Algorithms and Techniques for Data Mining COMP8400  - Details

Add COMP8400 - Algorithms and Techniques for Data Mining to my interest list


Offered By: Department of Computer Science
Academic Career: Graduate Coursework
Course Subject: Computer Science
Offered in: First Semester, 2010
Unit Value: 6 units
Course Description:

Large amounts of data are increasingly being collected by public and private organisations, and research projects.  Additionally, the Internet provides a very large source of information about almost every aspect of human life and society.

This course provided a practical focus on the technology and research in the area.  It focuses on the algorithms and techniques and less on the mathematical and statistical foundations.

Learning Outcomes: Students participating this course will learn about:
 - the data mining process and important issues around data cleaning, pre-processing and integration;
 - the main concepts of data warehousing;
 - the principle algorithms and techniques used in data mining, such as clustering, association mining, classification and prediction;
 - the various application and current research areas in data mining, such as Web and text mining, stream data mining;
 - ethical and social impacts of data mining.

Practical lab sessions using a state-of-the-art open source data mining tool will allow students to gain expertise in 'hands on data' mining, while tutorial sessions covering overview research papers will highlight important data mining issues in more depth.
Indicative Assessment: Assignments (30%); Presentation (20%); Final Examination (50%)
Workload: One two-hour lecture per week, four or five laboratories and four or five tutorials
Course Classification(s): AdvancedAdvanced courses are designed for students having reached 'first degree' level of assumed knowledge, which provide a deep understanding of contemporary issues; or 'second degree' and higher levels of knowledge; or for transition to research training programs.
Areas of Interest: Computer Science
Eligibility: An undergraduate degree.

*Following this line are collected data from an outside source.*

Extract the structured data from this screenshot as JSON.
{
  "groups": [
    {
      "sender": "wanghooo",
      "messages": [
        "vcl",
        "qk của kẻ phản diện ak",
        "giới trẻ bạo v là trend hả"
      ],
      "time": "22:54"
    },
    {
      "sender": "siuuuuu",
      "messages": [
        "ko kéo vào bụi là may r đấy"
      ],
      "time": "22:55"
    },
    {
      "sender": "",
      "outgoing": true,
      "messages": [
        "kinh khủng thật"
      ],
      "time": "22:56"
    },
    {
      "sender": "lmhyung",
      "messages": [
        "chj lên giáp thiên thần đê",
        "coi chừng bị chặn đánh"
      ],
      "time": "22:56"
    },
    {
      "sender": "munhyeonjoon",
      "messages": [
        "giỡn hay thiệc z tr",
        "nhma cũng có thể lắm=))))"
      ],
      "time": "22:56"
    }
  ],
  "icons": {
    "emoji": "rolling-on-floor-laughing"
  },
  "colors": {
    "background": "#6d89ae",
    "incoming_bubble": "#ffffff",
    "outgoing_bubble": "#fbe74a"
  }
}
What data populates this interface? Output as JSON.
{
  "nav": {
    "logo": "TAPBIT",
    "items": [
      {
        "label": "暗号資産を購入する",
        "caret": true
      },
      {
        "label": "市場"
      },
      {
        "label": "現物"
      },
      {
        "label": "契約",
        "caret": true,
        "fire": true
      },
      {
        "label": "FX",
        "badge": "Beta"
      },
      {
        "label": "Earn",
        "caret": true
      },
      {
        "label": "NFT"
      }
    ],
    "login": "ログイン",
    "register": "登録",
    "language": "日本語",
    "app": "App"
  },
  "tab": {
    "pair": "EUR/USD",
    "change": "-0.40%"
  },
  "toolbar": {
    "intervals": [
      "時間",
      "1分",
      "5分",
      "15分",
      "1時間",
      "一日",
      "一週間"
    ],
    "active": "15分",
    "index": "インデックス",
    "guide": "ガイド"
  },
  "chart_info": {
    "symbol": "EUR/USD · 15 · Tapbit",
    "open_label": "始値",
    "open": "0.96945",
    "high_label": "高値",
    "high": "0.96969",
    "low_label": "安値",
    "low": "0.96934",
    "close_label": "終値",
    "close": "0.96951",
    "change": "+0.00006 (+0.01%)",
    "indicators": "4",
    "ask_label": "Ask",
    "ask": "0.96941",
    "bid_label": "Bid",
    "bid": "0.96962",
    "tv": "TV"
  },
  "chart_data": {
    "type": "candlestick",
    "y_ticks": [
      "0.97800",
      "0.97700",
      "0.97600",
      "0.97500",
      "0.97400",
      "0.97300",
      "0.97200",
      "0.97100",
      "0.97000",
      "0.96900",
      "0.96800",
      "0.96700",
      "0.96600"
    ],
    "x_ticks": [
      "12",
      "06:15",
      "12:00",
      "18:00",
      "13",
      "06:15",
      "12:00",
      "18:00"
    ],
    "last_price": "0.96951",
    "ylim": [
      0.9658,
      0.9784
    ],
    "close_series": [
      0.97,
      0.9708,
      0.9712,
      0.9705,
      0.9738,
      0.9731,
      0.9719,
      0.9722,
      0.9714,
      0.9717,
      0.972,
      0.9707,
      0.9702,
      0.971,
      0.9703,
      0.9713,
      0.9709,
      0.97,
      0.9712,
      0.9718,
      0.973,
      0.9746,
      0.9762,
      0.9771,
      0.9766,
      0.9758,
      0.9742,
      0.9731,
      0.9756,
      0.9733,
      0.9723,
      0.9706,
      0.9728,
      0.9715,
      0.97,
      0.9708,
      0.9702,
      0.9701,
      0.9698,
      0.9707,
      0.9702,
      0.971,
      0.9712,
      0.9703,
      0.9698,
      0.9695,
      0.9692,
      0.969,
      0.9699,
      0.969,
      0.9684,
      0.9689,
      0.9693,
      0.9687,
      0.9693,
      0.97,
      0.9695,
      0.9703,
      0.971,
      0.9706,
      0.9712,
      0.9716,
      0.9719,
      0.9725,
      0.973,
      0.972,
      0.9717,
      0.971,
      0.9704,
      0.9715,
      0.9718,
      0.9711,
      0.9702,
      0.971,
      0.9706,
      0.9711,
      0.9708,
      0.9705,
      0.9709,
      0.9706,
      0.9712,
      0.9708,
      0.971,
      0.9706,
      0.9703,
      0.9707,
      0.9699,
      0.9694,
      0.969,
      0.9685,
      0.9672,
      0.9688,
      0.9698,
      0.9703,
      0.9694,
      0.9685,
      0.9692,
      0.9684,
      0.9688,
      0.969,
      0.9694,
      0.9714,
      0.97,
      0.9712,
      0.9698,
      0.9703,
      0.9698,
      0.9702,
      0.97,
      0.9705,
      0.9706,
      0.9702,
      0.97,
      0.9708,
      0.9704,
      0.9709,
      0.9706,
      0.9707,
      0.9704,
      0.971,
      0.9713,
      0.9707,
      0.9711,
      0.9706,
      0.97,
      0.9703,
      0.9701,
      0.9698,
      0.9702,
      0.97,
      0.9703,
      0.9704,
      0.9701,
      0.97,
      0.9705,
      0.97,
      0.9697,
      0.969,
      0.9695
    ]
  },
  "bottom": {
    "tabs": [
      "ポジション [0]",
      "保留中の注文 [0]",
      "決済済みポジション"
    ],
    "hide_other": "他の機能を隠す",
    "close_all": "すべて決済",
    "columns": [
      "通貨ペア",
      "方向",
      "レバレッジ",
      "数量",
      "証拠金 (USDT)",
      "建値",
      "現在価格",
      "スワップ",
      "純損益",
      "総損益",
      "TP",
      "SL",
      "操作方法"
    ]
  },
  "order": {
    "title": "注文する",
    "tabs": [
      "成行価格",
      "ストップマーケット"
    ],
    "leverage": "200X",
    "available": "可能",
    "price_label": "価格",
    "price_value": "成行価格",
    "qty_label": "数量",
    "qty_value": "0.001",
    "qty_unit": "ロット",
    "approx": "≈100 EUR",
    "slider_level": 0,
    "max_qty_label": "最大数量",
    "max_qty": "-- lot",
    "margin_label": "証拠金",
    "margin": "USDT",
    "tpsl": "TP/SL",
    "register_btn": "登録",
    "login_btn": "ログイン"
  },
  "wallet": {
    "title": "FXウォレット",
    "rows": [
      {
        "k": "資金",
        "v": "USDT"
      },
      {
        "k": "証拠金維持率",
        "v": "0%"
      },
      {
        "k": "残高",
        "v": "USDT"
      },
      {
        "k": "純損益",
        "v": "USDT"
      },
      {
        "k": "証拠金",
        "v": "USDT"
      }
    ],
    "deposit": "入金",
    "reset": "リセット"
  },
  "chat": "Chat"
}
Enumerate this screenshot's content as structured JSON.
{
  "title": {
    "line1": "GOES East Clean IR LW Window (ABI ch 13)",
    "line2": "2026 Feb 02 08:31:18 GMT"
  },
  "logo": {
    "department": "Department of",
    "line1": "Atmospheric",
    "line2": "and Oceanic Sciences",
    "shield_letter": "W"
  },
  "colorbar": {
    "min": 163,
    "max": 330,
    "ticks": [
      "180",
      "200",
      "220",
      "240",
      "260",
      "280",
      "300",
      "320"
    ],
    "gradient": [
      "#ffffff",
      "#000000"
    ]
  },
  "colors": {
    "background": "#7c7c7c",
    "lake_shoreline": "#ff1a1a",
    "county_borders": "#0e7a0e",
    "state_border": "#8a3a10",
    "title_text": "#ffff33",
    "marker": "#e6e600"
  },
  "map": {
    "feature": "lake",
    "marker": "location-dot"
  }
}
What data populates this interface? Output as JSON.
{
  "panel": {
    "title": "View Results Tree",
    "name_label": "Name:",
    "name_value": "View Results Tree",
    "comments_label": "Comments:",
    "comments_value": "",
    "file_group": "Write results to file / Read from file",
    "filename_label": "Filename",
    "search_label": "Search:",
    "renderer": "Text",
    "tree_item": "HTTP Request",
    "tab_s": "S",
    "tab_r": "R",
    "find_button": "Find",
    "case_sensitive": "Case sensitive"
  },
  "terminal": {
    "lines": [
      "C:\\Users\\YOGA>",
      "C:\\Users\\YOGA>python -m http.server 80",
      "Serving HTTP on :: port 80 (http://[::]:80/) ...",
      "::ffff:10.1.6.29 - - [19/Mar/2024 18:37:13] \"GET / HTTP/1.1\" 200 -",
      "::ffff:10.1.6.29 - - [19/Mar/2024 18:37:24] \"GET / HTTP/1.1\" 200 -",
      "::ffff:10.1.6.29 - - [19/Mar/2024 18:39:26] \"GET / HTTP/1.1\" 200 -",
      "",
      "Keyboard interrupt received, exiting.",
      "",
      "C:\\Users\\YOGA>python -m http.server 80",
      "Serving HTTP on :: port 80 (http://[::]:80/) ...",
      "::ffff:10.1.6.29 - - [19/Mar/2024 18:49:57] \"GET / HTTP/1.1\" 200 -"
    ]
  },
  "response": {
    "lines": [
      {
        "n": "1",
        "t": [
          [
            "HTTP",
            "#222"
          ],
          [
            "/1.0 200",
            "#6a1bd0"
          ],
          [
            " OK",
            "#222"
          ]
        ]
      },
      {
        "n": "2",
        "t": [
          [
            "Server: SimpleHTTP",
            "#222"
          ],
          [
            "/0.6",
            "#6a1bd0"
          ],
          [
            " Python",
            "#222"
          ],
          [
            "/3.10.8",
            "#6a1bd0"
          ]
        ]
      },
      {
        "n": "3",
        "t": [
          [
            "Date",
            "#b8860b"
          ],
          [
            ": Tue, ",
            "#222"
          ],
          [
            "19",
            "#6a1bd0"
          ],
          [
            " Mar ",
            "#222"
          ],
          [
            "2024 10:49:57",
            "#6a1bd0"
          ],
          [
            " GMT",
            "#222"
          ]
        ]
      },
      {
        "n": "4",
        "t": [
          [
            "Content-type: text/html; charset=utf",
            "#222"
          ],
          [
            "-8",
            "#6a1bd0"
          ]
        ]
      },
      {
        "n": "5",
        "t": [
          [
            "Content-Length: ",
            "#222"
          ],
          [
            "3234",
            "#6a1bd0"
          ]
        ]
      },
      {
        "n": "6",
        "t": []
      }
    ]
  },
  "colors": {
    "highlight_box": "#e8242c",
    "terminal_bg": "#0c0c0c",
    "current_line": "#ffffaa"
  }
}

A degree in the sciences or engineering would be an advantage.
Assumed Knowledge and
Required Skills:
Assumed knowledge is equivalent to having studied at least an introductory database course and intermediate programming and data structure courses.
Requisite Statement:

Enrolment in Master of Computing

Prescribed Texts: "Data Mining - Concepts and Techniques", Jaiwei Han and Micheline Kamber, Morgan Kaufmann.
Preliminary Reading: http://cs.anu.edu.au/student/comp8400/links.php
Other Information: This course can be studied for credit in the following programs:
Master of Computing/Master of Comuting Honours
Graduate Studies
and as an elective in other programs.